Aussi tost que Phillis [qui pour lors n’estoit point chez elle ] sceut l’accident arrivé à sa compagne elle se mit à courir de toute sa force; et n’eust este que Lycidas la rencontra, elle ne se fust arrestée pour quelque autre que c’eust este. Encor luy dit-elle fort briefvement le danger qu’Astrée avoit couru, sans luy parler de Celadon; aussi n’en sçavoit-elle rien. Ce berger estoit frere de Celadon, à qui le Ciel l’avoit lie d’un nœud d’amitié beaucoup plus esfroit que celuy de parentage ; d’autre costé Astrée, et Phillis, outre qu’elles estoyent germaines, s’aymoyent d’une si estroitte amitié., qu’elle meritoit bien d’estre comparée à celle des deux freres. Que si Celadon eut de la sympathie avec Astree, Lycidas n’eut pas moins d’inclination à servir Phillis, ny Phillis à aimer Lycidas.

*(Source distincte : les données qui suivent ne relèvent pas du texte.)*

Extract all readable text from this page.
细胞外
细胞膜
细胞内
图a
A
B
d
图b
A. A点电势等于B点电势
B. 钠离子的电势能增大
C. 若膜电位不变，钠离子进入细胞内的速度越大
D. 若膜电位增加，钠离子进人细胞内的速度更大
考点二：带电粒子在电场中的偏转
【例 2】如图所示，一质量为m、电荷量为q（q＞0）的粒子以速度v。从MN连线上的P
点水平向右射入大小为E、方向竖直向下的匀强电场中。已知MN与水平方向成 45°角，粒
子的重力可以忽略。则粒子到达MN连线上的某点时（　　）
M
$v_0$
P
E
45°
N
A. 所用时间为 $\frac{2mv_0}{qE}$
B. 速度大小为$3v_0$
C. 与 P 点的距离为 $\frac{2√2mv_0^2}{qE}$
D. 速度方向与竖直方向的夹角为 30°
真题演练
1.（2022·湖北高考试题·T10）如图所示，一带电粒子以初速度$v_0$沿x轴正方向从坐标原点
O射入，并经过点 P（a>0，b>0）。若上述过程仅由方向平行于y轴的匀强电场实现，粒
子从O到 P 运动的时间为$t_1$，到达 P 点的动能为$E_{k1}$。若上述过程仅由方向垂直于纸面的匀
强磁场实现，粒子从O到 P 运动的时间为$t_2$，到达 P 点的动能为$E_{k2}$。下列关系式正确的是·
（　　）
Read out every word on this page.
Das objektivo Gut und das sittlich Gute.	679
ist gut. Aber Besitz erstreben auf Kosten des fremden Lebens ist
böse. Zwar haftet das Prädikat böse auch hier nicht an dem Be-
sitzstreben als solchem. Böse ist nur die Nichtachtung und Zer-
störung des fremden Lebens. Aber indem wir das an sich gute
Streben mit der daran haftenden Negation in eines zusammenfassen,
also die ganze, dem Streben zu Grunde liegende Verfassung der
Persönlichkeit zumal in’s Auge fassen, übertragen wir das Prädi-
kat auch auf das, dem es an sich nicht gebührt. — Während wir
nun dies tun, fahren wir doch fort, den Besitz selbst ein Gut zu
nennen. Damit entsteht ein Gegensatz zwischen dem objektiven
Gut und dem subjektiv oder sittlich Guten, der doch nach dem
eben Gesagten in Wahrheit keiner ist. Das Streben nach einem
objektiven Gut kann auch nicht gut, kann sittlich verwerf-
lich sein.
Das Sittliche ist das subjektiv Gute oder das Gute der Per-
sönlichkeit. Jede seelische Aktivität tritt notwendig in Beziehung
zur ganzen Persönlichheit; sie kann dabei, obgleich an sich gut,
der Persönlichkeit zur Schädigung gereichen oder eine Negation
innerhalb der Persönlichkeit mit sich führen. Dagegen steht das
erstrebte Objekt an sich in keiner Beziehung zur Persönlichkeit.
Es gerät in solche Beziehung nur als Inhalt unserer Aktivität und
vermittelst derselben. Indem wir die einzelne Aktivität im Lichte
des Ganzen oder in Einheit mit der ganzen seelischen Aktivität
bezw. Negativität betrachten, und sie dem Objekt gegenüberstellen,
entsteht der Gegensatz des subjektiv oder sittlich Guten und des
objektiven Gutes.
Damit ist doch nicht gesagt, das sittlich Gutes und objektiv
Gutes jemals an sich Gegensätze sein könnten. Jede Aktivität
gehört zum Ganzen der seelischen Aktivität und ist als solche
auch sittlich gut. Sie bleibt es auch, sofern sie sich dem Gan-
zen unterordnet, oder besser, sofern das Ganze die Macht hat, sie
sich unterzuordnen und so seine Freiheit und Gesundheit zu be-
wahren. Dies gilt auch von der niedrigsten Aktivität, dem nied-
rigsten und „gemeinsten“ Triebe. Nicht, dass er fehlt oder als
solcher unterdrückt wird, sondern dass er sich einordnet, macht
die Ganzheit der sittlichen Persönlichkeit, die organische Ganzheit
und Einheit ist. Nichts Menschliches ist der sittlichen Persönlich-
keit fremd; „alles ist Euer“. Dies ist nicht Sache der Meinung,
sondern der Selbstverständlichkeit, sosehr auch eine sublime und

De fortune, au mesme temps qu’ils arriverent, Astrée ouvrit les yeux, et certes bien changez de ce qu’ils souloyent estre, quand Amour victorieux s’y monstroit triomphant de tout re qui les voyoit et qu’ils voyoient. Leurs regards estoient lents et abatus, leurs paupieres pesantes et endormies, et leurs esclairs changes en larmes, larmes toutesfois qui tenant de ce cœur tout enflamme d’où elles venoient, et de ces yeux bruslant par où elles passoient, brusloient et d’amour et de pitie tous ceux qui estoient à l’entourd’elle. Quand elle apperceut sa compagne Phillis, ce fut bien lors qu’elle receut un grand eslancement, et plus encor quand elle vit Lycidas ; et quoy qu’elle ne voulut que ceux qui estoient pres d’elle recogneussent le principal sujet de son mal, si fut-elle contrainte de luy dire, que son frere s’estoit noye en luy voulant aider. Ce berger à ces nouvelles fut si estonne, que sans s’arrester d’avantage il courut sur le lieu mal-heureux avec tous ces bergers, laissant Astrée et Phillis seules, qui peu apres se mirent à les suivre, mais si tristement, que quoy qu’elles eussent beaucoup à dire, elles ne se pouvoient parler. Cependant les bergers arrivez sur le bord, et jettans l’ceil d’un costé et d’autre, ne trouverent aucune marque de ce qu’ils cherchoient, sinon ceux qui coururent plus bas, qui trouverent fort loing son chappeau, que le courant de l’eau avoit emporté, et qui par hazard s’estoit arresté entre quelques arbres que la riviere avoit desracinez et abatus. Ce furent là tout les nouvelles qu’ils peurent avoir de ce qu’ils cherchoient ; car pour luy il estoit desjà bien esloigne, et en lieu où il leur estoit impossible de le retrouver, parce qu’avant qu’Astrée fut revenue de son esvanouissement, Celadon comme j’ay dit, pousse de l’eau, donna de l’autre coste entre quelques arbres, où difficilement pouvoit-il estre veu.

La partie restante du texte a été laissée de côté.